Serbian President Aleksandar Vucic told Sputnik on Sunday that he is ready to personally hold direct talks with Kosovo’s Albanians, including the leader of the self-proclaimed republic.

As of now the talks between Pristina and Belgrade are suspended following the March decision of the Kosovar parliament. The resumption of the dialogue, including at the highest level, is possible, the president said.

Vucic noted that such an option would be more preferable than negotiations with Prime Minister nominee Ramush Haradinaj, who is accused by Belgrade of numerous war crimes.

“Serbians should come to terms with this fact, and Belgrade cannot be pleased with Haradinaj or [Albin] Kurti [leader of radical movement ‘Self-determination’]. I do not see difference between them and, moreover, the one has already demonstrated himself in the fight against Serbians and the other one has not yet and could become worse than Haradinaj. Anyway, it is a difficult process, but it is better to talk than have no dialogue at all,” Vucic pointed out.

The dialogue between Belgrade and Kosovo supported by the United States and mediated by EU representatives was launched in March 2011. The main achievements of this dialogue were Brussels Agreement between Belgrade and Kosovo on the normalization relations reached in 2013 and an agreement on the establishment of Association of Serbian Municipalities.

In March, Kosovo’s parliament suspended negotiations until Haradinaj has been set free. The former commander Kosovo Liberation Army (KLA) was arrested in France in early January on a Serbian arrest warrant. The French authorities have, however, refused to extradite the Kosovar politician to Serbia.

On May 10, the Kosovo Assembly voted to dismiss the government of Prime Minister Isa Mustafa in a no-confidence motion, as the current government failed to implement political pledges. The initiative passed with 78 votes in favor, 34 against and three abstentions, paving the way for a snap election. The election took place on June 11, and now it is decided who is going to lead the government as a prime minister.

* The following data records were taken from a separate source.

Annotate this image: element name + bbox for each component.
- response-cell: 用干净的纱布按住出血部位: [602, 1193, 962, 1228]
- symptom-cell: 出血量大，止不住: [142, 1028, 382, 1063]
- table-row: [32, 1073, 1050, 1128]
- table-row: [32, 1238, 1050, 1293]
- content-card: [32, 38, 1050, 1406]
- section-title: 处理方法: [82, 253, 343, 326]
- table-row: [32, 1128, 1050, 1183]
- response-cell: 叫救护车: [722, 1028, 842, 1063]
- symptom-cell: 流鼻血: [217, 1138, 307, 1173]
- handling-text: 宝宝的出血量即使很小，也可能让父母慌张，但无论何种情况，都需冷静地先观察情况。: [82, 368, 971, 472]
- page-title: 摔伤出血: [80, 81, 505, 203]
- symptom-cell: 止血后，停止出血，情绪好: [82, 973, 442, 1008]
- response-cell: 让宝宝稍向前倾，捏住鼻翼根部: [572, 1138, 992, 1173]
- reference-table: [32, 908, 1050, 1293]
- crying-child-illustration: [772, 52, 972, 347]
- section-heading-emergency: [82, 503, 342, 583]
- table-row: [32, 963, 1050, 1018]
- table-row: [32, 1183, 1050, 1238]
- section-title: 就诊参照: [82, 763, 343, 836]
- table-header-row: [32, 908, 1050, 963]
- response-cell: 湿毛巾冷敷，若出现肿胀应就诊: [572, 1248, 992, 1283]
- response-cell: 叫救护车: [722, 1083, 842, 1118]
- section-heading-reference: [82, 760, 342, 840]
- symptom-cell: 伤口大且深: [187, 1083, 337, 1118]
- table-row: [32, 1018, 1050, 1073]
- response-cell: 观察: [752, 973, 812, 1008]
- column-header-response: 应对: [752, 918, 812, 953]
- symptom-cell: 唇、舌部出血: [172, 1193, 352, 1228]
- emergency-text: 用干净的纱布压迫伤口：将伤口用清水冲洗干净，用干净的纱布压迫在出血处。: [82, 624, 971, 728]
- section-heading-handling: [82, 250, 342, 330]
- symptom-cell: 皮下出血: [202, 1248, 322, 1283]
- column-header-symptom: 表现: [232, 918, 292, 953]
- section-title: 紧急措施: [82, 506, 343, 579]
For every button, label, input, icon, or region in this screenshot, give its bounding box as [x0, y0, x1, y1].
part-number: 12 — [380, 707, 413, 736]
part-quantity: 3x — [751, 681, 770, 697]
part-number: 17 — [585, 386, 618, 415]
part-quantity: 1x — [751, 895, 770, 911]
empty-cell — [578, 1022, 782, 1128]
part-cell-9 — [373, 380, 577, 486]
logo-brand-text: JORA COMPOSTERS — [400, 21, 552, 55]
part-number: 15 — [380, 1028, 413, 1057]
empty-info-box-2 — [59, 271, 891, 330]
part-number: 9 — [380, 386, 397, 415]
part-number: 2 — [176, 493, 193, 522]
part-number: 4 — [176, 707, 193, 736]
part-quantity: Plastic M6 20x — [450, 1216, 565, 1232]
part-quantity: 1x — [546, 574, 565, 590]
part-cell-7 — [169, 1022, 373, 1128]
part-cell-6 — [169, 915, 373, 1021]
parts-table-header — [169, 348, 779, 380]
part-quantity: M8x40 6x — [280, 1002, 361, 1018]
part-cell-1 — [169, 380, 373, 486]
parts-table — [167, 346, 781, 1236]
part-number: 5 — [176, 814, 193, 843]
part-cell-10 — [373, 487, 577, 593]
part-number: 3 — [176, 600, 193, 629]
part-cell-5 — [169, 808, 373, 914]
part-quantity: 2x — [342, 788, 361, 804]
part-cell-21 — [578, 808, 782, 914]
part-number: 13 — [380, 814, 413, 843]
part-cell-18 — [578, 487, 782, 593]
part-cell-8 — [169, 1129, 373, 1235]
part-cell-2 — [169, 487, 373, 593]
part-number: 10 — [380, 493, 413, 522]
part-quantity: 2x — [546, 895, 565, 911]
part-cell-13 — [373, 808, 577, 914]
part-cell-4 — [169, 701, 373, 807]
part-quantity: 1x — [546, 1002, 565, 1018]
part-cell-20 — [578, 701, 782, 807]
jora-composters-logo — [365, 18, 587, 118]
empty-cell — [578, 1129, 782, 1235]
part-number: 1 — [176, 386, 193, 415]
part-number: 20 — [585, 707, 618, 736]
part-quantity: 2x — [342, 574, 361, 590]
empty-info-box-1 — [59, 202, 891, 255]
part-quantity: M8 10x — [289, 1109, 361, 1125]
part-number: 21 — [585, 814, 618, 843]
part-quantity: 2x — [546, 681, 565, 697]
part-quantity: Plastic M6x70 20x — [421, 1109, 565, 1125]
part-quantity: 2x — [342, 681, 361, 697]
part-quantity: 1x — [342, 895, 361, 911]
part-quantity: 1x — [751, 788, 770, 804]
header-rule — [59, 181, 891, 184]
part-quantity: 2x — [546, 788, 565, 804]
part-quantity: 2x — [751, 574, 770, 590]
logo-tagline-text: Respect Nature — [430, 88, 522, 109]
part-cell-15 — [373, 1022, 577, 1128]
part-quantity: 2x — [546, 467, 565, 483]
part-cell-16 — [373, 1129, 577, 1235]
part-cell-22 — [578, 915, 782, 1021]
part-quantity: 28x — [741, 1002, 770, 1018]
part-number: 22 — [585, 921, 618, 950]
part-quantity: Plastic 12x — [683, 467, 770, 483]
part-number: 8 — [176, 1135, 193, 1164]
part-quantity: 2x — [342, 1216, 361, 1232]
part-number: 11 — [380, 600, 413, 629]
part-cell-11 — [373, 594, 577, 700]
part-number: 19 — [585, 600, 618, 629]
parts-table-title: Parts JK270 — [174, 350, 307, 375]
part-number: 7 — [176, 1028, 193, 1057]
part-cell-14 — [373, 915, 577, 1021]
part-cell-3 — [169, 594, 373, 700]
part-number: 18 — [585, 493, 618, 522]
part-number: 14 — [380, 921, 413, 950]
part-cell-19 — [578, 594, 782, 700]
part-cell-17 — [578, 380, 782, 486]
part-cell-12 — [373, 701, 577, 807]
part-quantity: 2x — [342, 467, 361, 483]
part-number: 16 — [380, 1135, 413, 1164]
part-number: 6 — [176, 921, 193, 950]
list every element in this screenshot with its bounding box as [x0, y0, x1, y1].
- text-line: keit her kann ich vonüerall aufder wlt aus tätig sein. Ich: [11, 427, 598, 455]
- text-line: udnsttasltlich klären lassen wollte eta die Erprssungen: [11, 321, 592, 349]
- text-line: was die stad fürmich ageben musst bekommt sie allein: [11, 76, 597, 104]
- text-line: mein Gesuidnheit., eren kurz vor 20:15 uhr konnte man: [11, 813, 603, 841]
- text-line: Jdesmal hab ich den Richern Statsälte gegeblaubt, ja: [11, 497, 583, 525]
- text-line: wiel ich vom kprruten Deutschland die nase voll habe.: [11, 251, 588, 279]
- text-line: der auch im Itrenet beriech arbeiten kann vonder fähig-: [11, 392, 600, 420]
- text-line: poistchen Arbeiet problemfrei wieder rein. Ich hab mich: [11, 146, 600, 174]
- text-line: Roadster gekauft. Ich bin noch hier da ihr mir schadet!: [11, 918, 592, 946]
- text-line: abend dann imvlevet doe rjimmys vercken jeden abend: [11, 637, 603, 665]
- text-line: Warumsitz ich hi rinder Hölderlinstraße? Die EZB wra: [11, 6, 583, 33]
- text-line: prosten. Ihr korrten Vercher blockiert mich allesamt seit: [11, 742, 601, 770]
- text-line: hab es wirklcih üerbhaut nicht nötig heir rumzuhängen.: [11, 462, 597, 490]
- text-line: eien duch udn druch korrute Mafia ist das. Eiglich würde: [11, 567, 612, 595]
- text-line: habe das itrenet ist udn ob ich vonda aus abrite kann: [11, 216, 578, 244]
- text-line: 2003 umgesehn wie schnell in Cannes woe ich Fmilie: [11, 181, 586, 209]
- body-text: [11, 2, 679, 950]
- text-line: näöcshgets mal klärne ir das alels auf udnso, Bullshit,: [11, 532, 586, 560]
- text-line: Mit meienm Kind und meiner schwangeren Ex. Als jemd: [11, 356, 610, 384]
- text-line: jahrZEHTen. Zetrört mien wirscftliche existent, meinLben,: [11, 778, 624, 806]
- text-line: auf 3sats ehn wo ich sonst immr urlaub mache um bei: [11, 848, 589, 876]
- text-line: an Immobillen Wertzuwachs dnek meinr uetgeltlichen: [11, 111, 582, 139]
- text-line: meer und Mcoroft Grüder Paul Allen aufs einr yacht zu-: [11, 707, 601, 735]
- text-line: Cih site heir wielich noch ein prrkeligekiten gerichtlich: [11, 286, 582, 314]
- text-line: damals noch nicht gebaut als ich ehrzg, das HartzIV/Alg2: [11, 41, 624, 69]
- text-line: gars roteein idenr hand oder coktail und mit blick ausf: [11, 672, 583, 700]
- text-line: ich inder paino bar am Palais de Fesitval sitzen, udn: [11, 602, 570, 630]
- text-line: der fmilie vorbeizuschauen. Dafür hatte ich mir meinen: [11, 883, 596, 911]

The Kosovo War between the ethnically Albanian KLA and the forces of Yugoslavia in 1998-1999 ended after the UN-backed international intervention following NATO’s bombing of Yugoslavia. In 2008, Kosovo unilaterally proclaimed independence from Serbia and was recognized by over 100 UN member states. Serbia alongside Russia, China, Israel and several other countries do not recognize Kosovo’s independence.